Страница:
И когда он это рассказывал, то прямо плакал, не столько от страха, сколько потому, что сам себе поверить не мог.
– Я ничего плохого ему не хотел сделать, – говорит. – Я ему не желал зла. Ей-же-богу, я только хотел узнать, который из них…
– Что – который из них? – спросил дядя Гэвин.
– Да я вам об этом и рассказываю, – сказал Рэтлиф. – Ему не пришлось фонарь зажигать. Просто он почувствовал, как ему ожгло обе щеки, сверху вниз; и он сказал, что в это время он уже бежал на четвереньках назад, к двери, зная, что у него даже повернуться нет времени, тем более встать на ноги и побежать, а уж дверь закрыть за собой и подавно; и когда он вбежал в комнату, где жил с миссис Дю-уит, у него и эту дверь закрыть времени не было, но все-таки ему пришлось ее закрыть, захлопнуть и кричать, звать миссис Дю-уит, двигая к двери комод, чтоб ее загородить, а миссис Дю-уит зажгла лампу и прибежала к нему на помощь, а он крикнул, чтоб она закрыла сперва окна; он чуть не плакал, по щекам от ушей у него текла кровь, залила один глаз и все лицо до самых углов рта, словно большущая улыбка, которая так и осталась бы на нем, если б он ее не стер, а потом, как он сказал, они решили, что самое лучшее погасить лампу и сидеть впотьмах, но тут он вспомнил, что они пролезли на запертую фабрику кока-колы, даже не задев патентованную сигнализацию!
Так что они только закрыли и заперли окна, а лампу оставили гореть, и сидели в этой наглухо закупоренной комнате в жаркую летнюю ночь, покуда не рассвело настолько, что миссис Дю-уит могла хотя бы пробраться на кухню, чтоб растопить плиту и приготовить завтрак.
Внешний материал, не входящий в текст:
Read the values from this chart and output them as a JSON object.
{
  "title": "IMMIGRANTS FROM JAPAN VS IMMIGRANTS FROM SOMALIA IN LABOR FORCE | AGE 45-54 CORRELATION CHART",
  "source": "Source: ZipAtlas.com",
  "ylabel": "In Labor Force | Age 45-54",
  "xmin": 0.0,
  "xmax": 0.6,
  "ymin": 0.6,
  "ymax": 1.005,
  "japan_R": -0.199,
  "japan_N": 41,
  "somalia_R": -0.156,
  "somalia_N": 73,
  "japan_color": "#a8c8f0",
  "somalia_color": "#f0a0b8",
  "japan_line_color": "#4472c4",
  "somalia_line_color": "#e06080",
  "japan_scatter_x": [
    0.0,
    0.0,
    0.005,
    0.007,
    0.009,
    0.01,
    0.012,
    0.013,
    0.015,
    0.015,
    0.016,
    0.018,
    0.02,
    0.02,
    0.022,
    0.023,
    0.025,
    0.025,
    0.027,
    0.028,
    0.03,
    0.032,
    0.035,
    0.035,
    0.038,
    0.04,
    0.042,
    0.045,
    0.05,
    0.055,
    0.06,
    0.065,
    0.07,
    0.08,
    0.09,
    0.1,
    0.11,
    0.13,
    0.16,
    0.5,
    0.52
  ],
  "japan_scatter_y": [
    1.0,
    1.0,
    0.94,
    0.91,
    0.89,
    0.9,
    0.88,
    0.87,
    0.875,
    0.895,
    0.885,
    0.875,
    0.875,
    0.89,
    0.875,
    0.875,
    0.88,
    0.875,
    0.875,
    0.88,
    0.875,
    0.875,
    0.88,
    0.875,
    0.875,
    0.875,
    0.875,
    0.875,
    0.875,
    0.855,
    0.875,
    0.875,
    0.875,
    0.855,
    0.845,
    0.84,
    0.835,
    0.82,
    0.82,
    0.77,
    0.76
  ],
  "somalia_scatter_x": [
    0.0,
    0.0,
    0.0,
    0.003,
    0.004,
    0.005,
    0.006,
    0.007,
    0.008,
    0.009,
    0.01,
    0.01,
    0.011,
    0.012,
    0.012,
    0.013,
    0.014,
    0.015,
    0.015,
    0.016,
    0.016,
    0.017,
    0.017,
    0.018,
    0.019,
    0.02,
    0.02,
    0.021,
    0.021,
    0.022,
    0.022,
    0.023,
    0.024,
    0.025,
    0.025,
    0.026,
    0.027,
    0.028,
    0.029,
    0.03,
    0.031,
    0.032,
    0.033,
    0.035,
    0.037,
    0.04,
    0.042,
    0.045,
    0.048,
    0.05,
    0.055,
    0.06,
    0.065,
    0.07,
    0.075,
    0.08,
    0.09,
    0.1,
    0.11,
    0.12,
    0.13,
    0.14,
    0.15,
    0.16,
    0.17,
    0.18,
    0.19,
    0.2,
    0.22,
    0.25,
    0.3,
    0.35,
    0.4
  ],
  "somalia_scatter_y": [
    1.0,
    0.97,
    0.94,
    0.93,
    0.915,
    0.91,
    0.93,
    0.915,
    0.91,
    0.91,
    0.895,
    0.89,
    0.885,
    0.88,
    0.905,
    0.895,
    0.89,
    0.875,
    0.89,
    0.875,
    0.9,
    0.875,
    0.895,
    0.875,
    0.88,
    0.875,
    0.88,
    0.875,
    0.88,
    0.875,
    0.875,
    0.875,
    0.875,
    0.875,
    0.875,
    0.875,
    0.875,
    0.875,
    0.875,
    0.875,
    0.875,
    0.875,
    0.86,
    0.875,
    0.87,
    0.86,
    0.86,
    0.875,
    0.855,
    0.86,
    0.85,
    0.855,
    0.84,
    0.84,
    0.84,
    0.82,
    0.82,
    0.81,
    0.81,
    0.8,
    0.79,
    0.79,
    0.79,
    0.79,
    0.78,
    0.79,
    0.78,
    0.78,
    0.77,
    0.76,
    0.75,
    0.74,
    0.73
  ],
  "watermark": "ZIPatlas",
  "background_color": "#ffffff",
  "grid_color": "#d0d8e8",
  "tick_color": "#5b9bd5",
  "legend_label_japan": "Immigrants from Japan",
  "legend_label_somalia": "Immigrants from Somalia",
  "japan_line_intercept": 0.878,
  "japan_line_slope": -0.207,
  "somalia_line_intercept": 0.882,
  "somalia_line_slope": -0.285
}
Но в доме уже никого не было. Хотя, конечно, они не могли чувствовать себя в безопасности; просто в доме никого больше не было, и они решили, не попробовать ли дать знать Флему или Хэбу Хэмптону, чтоб этих индейцев забрали, или просто упаковать их самим и сплавить к Таллу сразу же после завтрака. Во всяком случае, Дю-уит сказал, что с него и миссис Дю-уит было довольно, и они это поняли, и им уже было наплевать на четыре доллара в неделю, и часов в девять он пошел в лавку, чтобы позвонить оттуда в Джефферсон, но тут миссис Сноупс, я хочу сказать, жена А.О., номер два, та, которая получила отставку, прежде чем ей удалось перебраться в город, помогла Дю-уиту.
Мы и сами знали Дориса Сноупса. А если бы и нет, все равно признали бы его с первого же взгляда, потому что он был очень похож на своего старшего брата Кларенса (сенатора К.Эгглстоуна Сноупса, нашего – или, как говорили Рэтлиф и дядя Гэвин, Уорнерова – представителя в сенате штата), похож, как две капли воды (это опять-таки дядя Гэвин говорил), умственное развитие, как у малолетнего, и моральные принципы, как у росомахи, он был моложе Кларенса, но выглядел он не моложе, а, можно сказать, новее, как выглядит новее топор и пулемет, которые меньше были в деле; это был здоровенный, неуклюжий малый лет семнадцати и какой-то серый, весь в брата: сероватые, как пакля, волосы, серое, рыхлое, как тесто, тело, – казалось, из раны у него потекла бы не кровь, а какая-нибудь бледная овсяная кашица; он единственный из Сноупсов, или из жителей Французовой Балки, или всего округа Йокнапатофа обрадовался своим техасским родичам. Он их, можно сказать, усыновил, сказал Рэтлиф. С самого первого дня. Он даже сказал, что умеет разговаривать с ними и может натаскать их для гончей охоты; они куда лучше, чем свора простых гончих, потому что собаки рано или поздно откажутся работать и убегут домой, а этим что здесь, что там – все равно.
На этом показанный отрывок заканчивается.